Le cinquième ou le sixième jour, très tôt le matin, à la croisée des chemins, on apportait de l’eau dans une vieille marmite d’argile ou dans une calebasse et on lavait les mains de tous les membres de la fratrie, acte pour dire un dernier adieu au défunt. Les outils utilisés pour creuser la tombe devaient rester cinq jours sur la tombe du défunt. C’est après purification qu’on pouvait en faire usage. Le lit où était couché le corps était abandonné sur la tombe.

L’Occupation des terres Yambassa par les Sanaga

Vers 1885, Nkoo Sarama, chef de guerre de la tribu Sanaga fut sollicité par le chef du village Kananga en guerre contre les Omende ce dernier était assisté des sept chefs représentant les sept villages Sanaga avec son armée pour éviter toute surprise, s’installe en arbitre entre les deux villages. Il impose une paix entre les deux clans et devient ainsi le gestionnaire principal dans le règlement des conflits.

Quelque temps plus tard, les Omende sont en conflit avec leurs frères les Batanga qui se montrent plus forts et les oppriment. Le chef Omende asphyxié par les Batanga, sollicite l’intervention de Nko’o Sarama qui, hier était son ennemi juré. Ce dernier accepte et repousse les Batanga qui battirent en retraite loin des Omende. Nko’o Sarama oblige donc les Omende et les Batanga à signer un pacte de non- agression entre-eux. La paix étant revenue, Nko’o Sarama demanda ses honoraires au chef Omendé constitués de 4 sacs de sel marin, 6 jeunes filles pucelles prêtes à être sacrifiées.

Néanmoins, les Omende refusèrent de payer la redevance et Nko’o Sarama organisa contre eux une expédition punitive qui se solda par une grande perte en vies humaines. Cette défaite fut symbolisé par l’expression ‘’Pinsing po nono patat’’. Pendant cette expédition, la légende révèle que le frère de Nko’o dont le nom ne nous avait été donné, faute d’avoir refusé la pratique des rites guerriers, succomba les armes à la main.

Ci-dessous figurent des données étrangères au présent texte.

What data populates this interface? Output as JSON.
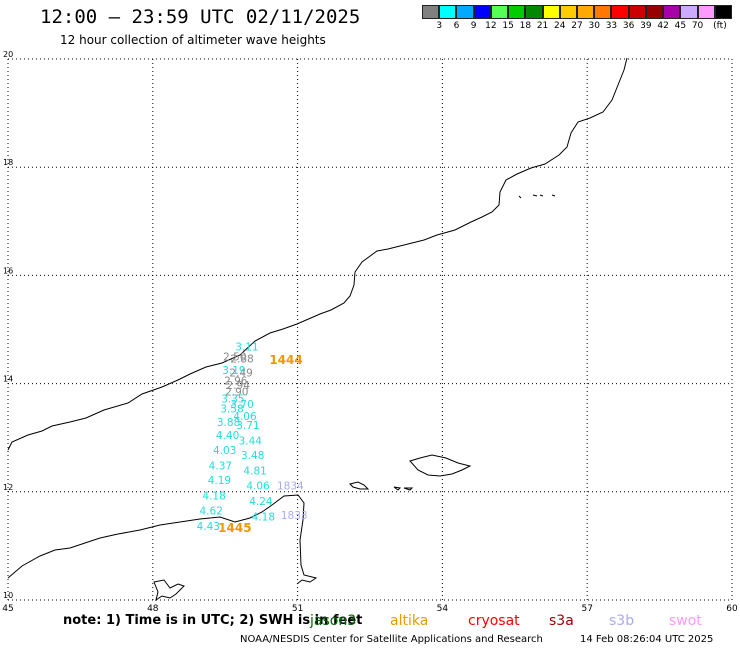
{
  "header": {
    "title": "12:00 – 23:59 UTC 02/11/2025",
    "subtitle": "12 hour collection of altimeter wave heights"
  },
  "legend": {
    "unit": "(ft)",
    "items": [
      {
        "label": "",
        "color": "#808080"
      },
      {
        "label": "3",
        "color": "#00ffff"
      },
      {
        "label": "6",
        "color": "#00aaff"
      },
      {
        "label": "9",
        "color": "#0000ff"
      },
      {
        "label": "12",
        "color": "#55ff55"
      },
      {
        "label": "15",
        "color": "#00cc00"
      },
      {
        "label": "18",
        "color": "#008800"
      },
      {
        "label": "21",
        "color": "#ffff00"
      },
      {
        "label": "24",
        "color": "#ffcc00"
      },
      {
        "label": "27",
        "color": "#ffaa00"
      },
      {
        "label": "30",
        "color": "#ff7700"
      },
      {
        "label": "33",
        "color": "#ff0000"
      },
      {
        "label": "36",
        "color": "#cc0000"
      },
      {
        "label": "39",
        "color": "#990000"
      },
      {
        "label": "42",
        "color": "#aa00aa"
      },
      {
        "label": "45",
        "color": "#ccaaff"
      },
      {
        "label": "70",
        "color": "#ff99ff"
      },
      {
        "label": "",
        "color": "#000000"
      }
    ]
  },
  "map": {
    "lon_labels": [
      "45",
      "48",
      "51",
      "54",
      "57",
      "60"
    ],
    "lat_labels": [
      "20",
      "18",
      "16",
      "14",
      "12",
      "10"
    ],
    "lon_range": [
      45,
      60
    ],
    "lat_range": [
      10,
      20
    ],
    "grid": true
  },
  "observations": [
    {
      "text": "3.11",
      "color": "#22dddd",
      "lon": 49.95,
      "lat": 14.61
    },
    {
      "text": "2.50",
      "color": "#888888",
      "lon": 49.7,
      "lat": 14.43
    },
    {
      "text": "2.88",
      "color": "#888888",
      "lon": 49.85,
      "lat": 14.39
    },
    {
      "text": "3.19",
      "color": "#22dddd",
      "lon": 49.68,
      "lat": 14.18
    },
    {
      "text": "2.49",
      "color": "#888888",
      "lon": 49.83,
      "lat": 14.13
    },
    {
      "text": "2.96",
      "color": "#888888",
      "lon": 49.72,
      "lat": 13.98
    },
    {
      "text": "2.94",
      "color": "#888888",
      "lon": 49.77,
      "lat": 13.9
    },
    {
      "text": "2.90",
      "color": "#888888",
      "lon": 49.74,
      "lat": 13.78
    },
    {
      "text": "3.35",
      "color": "#22dddd",
      "lon": 49.66,
      "lat": 13.65
    },
    {
      "text": "3.70",
      "color": "#22dddd",
      "lon": 49.85,
      "lat": 13.55
    },
    {
      "text": "3.58",
      "color": "#22dddd",
      "lon": 49.64,
      "lat": 13.47
    },
    {
      "text": "4.06",
      "color": "#22dddd",
      "lon": 49.91,
      "lat": 13.33
    },
    {
      "text": "3.88",
      "color": "#22dddd",
      "lon": 49.57,
      "lat": 13.22
    },
    {
      "text": "3.71",
      "color": "#22dddd",
      "lon": 49.97,
      "lat": 13.16
    },
    {
      "text": "4.40",
      "color": "#22dddd",
      "lon": 49.55,
      "lat": 12.98
    },
    {
      "text": "3.44",
      "color": "#22dddd",
      "lon": 50.02,
      "lat": 12.87
    },
    {
      "text": "4.03",
      "color": "#22dddd",
      "lon": 49.49,
      "lat": 12.7
    },
    {
      "text": "3.48",
      "color": "#22dddd",
      "lon": 50.07,
      "lat": 12.61
    },
    {
      "text": "4.37",
      "color": "#22dddd",
      "lon": 49.4,
      "lat": 12.41
    },
    {
      "text": "4.81",
      "color": "#22dddd",
      "lon": 50.12,
      "lat": 12.32
    },
    {
      "text": "4.19",
      "color": "#22dddd",
      "lon": 49.38,
      "lat": 12.14
    },
    {
      "text": "4.06",
      "color": "#22dddd",
      "lon": 50.18,
      "lat": 12.04
    },
    {
      "text": "4.18",
      "color": "#22dddd",
      "lon": 49.27,
      "lat": 11.86
    },
    {
      "text": "4.24",
      "color": "#22dddd",
      "lon": 50.24,
      "lat": 11.76
    },
    {
      "text": "4.62",
      "color": "#22dddd",
      "lon": 49.21,
      "lat": 11.58
    },
    {
      "text": "4.18",
      "color": "#22dddd",
      "lon": 50.29,
      "lat": 11.47
    },
    {
      "text": "4.43",
      "color": "#22dddd",
      "lon": 49.15,
      "lat": 11.29
    },
    {
      "text": "1444",
      "color": "#ee9900",
      "lon": 50.76,
      "lat": 14.36,
      "bold": true
    },
    {
      "text": "1445",
      "color": "#ee9900",
      "lon": 49.7,
      "lat": 11.26,
      "bold": true
    },
    {
      "text": "1834",
      "color": "#aaaaee",
      "lon": 50.85,
      "lat": 12.04
    },
    {
      "text": "1833",
      "color": "#aaaaee",
      "lon": 50.93,
      "lat": 11.5
    }
  ],
  "footer": {
    "note": "note: 1) Time is in UTC; 2) SWH is in feet",
    "satellites": [
      {
        "label": "jason3",
        "color": "#006600"
      },
      {
        "label": "altika",
        "color": "#ee9900"
      },
      {
        "label": "cryosat",
        "color": "#ff0000"
      },
      {
        "label": "s3a",
        "color": "#990000"
      },
      {
        "label": "s3b",
        "color": "#aaaaee"
      },
      {
        "label": "swot",
        "color": "#ff99ff"
      }
    ],
    "credit": "NOAA/NESDIS Center for Satellite Applications and Research",
    "generated": "14 Feb 08:26:04 UTC 2025"
  }
}
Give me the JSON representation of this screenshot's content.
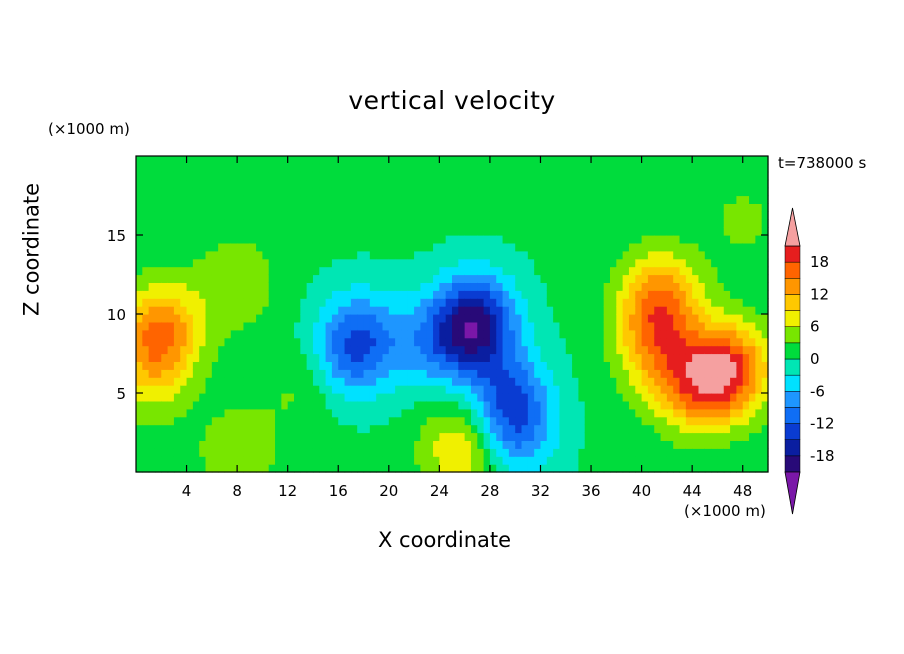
{
  "chart_data": {
    "type": "heatmap",
    "title": "vertical velocity",
    "xlabel": "X coordinate",
    "ylabel": "Z coordinate",
    "x_unit": "(×1000 m)",
    "y_unit": "(×1000 m)",
    "time_label": "t=738000 s",
    "xlim": [
      0,
      50
    ],
    "ylim": [
      0,
      20
    ],
    "x_ticks": [
      4,
      8,
      12,
      16,
      20,
      24,
      28,
      32,
      36,
      40,
      44,
      48
    ],
    "y_ticks": [
      5,
      10,
      15
    ],
    "colorbar": {
      "levels": [
        -21,
        -18,
        -15,
        -12,
        -9,
        -6,
        -3,
        0,
        3,
        6,
        9,
        12,
        15,
        18,
        21
      ],
      "tick_labels": [
        "18",
        "12",
        "6",
        "0",
        "-6",
        "-12",
        "-18"
      ],
      "tick_values": [
        18,
        12,
        6,
        0,
        -6,
        -12,
        -18
      ],
      "colors": [
        "#7a17a8",
        "#280a78",
        "#0a1ea0",
        "#0a3cd2",
        "#0f6ef5",
        "#1e96ff",
        "#00e1ff",
        "#00e6b4",
        "#00dc3c",
        "#78e600",
        "#f0f000",
        "#ffc800",
        "#ff9600",
        "#ff6400",
        "#e61e1e",
        "#f5a0a0"
      ],
      "extend": "both"
    },
    "features": [
      {
        "x": 2,
        "z": 9,
        "w": 14
      },
      {
        "x": 1,
        "z": 6,
        "w": 6
      },
      {
        "x": 8,
        "z": 12,
        "w": 5
      },
      {
        "x": 8,
        "z": 1.2,
        "w": 5
      },
      {
        "x": 13,
        "z": 5.5,
        "w": 3
      },
      {
        "x": 18,
        "z": 9,
        "w": -6
      },
      {
        "x": 23,
        "z": 8,
        "w": -6
      },
      {
        "x": 17,
        "z": 7.5,
        "w": -9
      },
      {
        "x": 27,
        "z": 10,
        "w": -8
      },
      {
        "x": 26.5,
        "z": 9,
        "w": -13
      },
      {
        "x": 29.5,
        "z": 5,
        "w": -9
      },
      {
        "x": 30,
        "z": 2.5,
        "w": -9
      },
      {
        "x": 25.8,
        "z": 1.5,
        "w": 9
      },
      {
        "x": 41,
        "z": 8,
        "w": 9
      },
      {
        "x": 41.5,
        "z": 11,
        "w": 13
      },
      {
        "x": 44,
        "z": 5.5,
        "w": 12
      },
      {
        "x": 47,
        "z": 6.5,
        "w": 17
      },
      {
        "x": 48,
        "z": 16,
        "w": 3
      }
    ]
  }
}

Les victimes de guerre Sanaga (Tsinga) furent ensevelies dans le territoire Omendé et leurs sépultures furent gardées. De même les Kananga ont continué à procréer et développer des plantations vivrières dans les terres qu’ils occupaient. Lorsque les Omande avaient revendiqué l’abandon total de territoire, les Sanaga trouvaient un prétexte basé sur leurs plantations et leurs sépultures ; ainsi les deux clans restèrent dans des infinies querelles.

A l’arrivée des Allemands, en 1889, ceux-ci trouvèrent donc les Sanaga en conflit avec leurs voisins Yambassa et cherchèrent à arrêter ces conflits Ainsi les terrains déjà occupés par les Sanaga à savoir Tsinga1 et Tsinga2 dans l’arrondissement de Bokito ne devrait plus être revendiqué par les Yambassa. Raison pour laquelle nous trouvons les Sanaga à l’intérieur des Yambassa et ceux- ci cohabitent dans un climat de paix.

Aujourd’hui …

Les Yambassa aujourd’hui sont divisés dans deux arrondissements, Bokito et Ombessa répartis dans 14 villages, six dialectes sont parlés : le nu-libie de Belip dits Elip, le nu-nyanben d’une partie des Yambassa dit Yangben et le mmaala des Begni, le nu-gunu dit Gounou, le nu-baca des Batcha et le Bâti.

Les Yambassa sont devenus les adeptes d’une idéologie qui leur ouvrait les portes de la “Bamilékéisation” dans la région du Mbam. Ceux-ci ont choisi, il y a de nombreuses années de s’installer dans les villages où ils ont acheté de vastes terres sur lesquelles ils ont créé de grandes exploitations agricoles. Grâce à leur sens d’ingéniosité remarquable, ils ont étendu ces plantations au fil des années et ouvert des boutiques. Aujourd’hui, ils vivent en colonies constituées où ils contrôlent l’essentiel de l’activité économique ; ce qui n’est pas du goût des autochtones qui voient mal des “étrangers” s’en mettre plein les bourses dans leur terre d’accueil.

On les retrouve à Biakoa, Goura, Banta, Voundoum, Nguila dans le Mbam et Kim ; à Nkoubou, Diomo, Bayomèn dans le Mbam et Inoubou. Des nombreux préjugés pèsent sur eux, notamment le fait de ne pas céder leur propre terre à aucun allogènes. Plusieurs fois les Yambassa ont été victimes des expéditions punitives de la part de leurs hôtes.